Figures & data
Figure 1 SOX8 is a target gene of miR-139 in TNBC cells. (A) The predicted binding sites of miR-139 and the SOX8 3ʹ-UTR region according to TargetScan. (B, C) Luciferase activity in cells following co-transfection with miR-139 mimic and luciferase reporters containing wild type (wt)- or mutated (mut)-SOX8 transcript in HCC1806 cells and BT549 cells. *P < 0.05.
Figure 2 Effect of SOX8 on the proliferation of TNBC cells. (A and B) Expression of SOX8 mRNA in cells measured by RT-PCR and Western blotting analysis. (C and D) Transfection efficiency of SOX8 evaluated by RT-PCR and Western blotting analysis. (E) Cell viability detected by the CCK8 assay. (F) Cell proliferation was measured by plate clone formation. (G) Cell migration ability detected by transwell assay (400×). In each group, triplicate experiments were performed. The differences among groups were analyzed by ANOVA followed by the Dunnett’s t-test. Compared with MCF-10A cells, aP < 0.05; compared with the BC group, *P < 0.05; compared with the SOX8 group, #P < 0.05.

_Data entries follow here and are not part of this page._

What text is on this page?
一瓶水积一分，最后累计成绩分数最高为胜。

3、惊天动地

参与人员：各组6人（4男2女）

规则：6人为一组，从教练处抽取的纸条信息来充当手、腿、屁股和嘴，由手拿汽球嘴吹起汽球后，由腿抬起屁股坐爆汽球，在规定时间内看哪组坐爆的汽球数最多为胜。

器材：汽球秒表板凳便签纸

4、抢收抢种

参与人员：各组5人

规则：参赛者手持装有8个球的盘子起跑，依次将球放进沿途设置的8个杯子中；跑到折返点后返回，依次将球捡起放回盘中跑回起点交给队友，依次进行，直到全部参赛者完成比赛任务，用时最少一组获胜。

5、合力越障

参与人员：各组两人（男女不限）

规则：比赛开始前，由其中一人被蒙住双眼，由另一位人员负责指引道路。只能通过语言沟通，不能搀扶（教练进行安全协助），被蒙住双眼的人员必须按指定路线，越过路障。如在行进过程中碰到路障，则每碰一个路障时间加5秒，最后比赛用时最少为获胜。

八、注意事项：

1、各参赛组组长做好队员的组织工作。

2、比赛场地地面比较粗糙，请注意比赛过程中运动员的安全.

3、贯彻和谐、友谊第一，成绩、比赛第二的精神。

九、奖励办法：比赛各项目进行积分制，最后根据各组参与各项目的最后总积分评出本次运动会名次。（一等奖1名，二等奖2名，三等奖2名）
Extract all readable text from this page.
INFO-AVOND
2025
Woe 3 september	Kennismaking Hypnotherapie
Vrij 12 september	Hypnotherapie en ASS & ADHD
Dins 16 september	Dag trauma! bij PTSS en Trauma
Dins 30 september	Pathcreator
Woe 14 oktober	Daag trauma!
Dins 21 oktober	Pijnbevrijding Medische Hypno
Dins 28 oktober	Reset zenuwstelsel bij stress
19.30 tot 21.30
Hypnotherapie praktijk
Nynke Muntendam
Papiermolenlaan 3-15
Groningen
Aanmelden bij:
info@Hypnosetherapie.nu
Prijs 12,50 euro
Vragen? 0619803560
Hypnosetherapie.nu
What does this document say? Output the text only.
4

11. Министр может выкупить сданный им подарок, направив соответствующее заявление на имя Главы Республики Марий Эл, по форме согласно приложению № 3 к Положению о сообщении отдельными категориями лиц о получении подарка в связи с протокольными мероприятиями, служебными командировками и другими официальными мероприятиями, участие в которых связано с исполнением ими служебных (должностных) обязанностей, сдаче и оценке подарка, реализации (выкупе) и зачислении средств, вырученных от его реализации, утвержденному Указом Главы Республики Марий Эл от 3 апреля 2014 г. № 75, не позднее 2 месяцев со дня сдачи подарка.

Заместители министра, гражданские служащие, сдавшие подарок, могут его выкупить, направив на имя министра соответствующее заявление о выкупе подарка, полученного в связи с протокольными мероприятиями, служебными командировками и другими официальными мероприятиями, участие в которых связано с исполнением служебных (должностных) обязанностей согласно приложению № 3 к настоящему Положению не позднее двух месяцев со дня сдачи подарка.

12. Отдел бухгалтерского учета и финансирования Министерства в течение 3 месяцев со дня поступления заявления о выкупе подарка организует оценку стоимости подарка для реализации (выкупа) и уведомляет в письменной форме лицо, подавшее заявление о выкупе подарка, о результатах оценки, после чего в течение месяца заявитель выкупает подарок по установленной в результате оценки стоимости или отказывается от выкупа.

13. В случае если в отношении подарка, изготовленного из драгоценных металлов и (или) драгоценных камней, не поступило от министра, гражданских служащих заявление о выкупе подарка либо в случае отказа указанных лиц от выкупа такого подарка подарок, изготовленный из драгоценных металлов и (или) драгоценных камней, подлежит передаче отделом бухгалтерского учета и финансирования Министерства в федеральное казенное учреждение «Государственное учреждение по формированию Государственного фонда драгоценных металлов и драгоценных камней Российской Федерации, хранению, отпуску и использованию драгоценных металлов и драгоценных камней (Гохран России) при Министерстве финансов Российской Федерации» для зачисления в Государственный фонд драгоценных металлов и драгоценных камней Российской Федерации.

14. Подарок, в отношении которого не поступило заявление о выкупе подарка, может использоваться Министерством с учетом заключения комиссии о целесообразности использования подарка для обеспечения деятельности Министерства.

Figure 3 Effects of SOX8 on TNBC cell apoptosis and tumor sphere formation. (A) Apoptosis was detected by flow cytometry. (B) The expression of cleaved caspase-3 and cleaved caspase-9 was analyzed by Western blotting analysis. (C) Tumorigenicity of cells was determined by in vitro tumor sphere formation assays (100×). In each group, experiments were performed in triplicate. The differences among groups were analyzed by ANOVA followed by the Dunnett’s t-test. Compared with the BC group, *P < 0.05; compared with the SOX8 group, #P < 0.05.
Figure 4 Effects of miR-139 on the proliferation of TNBC cells. (A) RT-PCR was used to detect the expression of miR-139 in cells. (B) Transfection efficiency of miR-139 evaluated by RT-PCR. (C and D) RT-PCR and Western blotting analysis were used to detect the expression of SOX8 in cells. (E) Cell viability detected by CCK8 assay. (F) Cell proliferation was measured by plate clone formation. (G) Transwell assays were used to detect cell migration ability (400×). In each group, experiments were performed in triplicate. The differences among groups were analyzed by ANOVA with followed by the Dunnett’s t-test. Compared with MCF-10A cells, aP < 0.05; compared with the BC group, *P < 0.05; compared with the miR-NC group, ^P < 0.05.
Figure 5 Effects of miR-139 on TNBC cell apoptosis and tumor sphere formation. (A) Cell apoptosis was detected by flow cytometry. (B) The expression of cleaved caspase-3 and cleaved caspase-9 was analyzed by Western blotting analysis. (C) Tumorigenicity of cells was determined by in vitro tumor sphere formation assays (100×). In each group, experiments were performed in triplicate. The differences among groups were analyzed by ANOVA followed by the Dunnett’s t-test. Compared with the BC group, *P < 0.05; compared with the miR-NC group, ^P < 0.05.
Figure 6 Effects of miR-139 on the proliferation of TNBC cells by targeting SOX8. (A) CCK8 was used to detect cell viability. (B) Plate clone formation experiment was used to detect cell proliferation. (C) Transwell assay was used to detect cell migration (400×). In each group, experiments were performed in triplicate. The differences among groups were analyzed by ANOVA followed by the Dunnett’s t-test. Compared with the BC group, *P < 0.05; compared with the miR-139 group, &P < 0.05.
Figure 7 Effects of miR-139 targeting SOX8 on TNBC cell apoptosis and tumor formation. (A) Apoptosis of HCC1806 and BT549 cells measured by flow cytometry. (B) The expression of cleaved caspase-3 and cleaved caspase-9 was analyzed by Western blotting analysis. (C) In vitro, tumor sphere formation assays were used to detect the tumorigenicity of HCC1806 and BT549 cells (100×). (D) In vivo, tumor volume and tumor weight of TNBC cells. In each group, there were six mice. The differences among groups were analyzed by ANOVA followed by Dunnett’s t-test. Compared with the BC group, *P < 0.05; compared with the mir-139 group, &P < 0.05.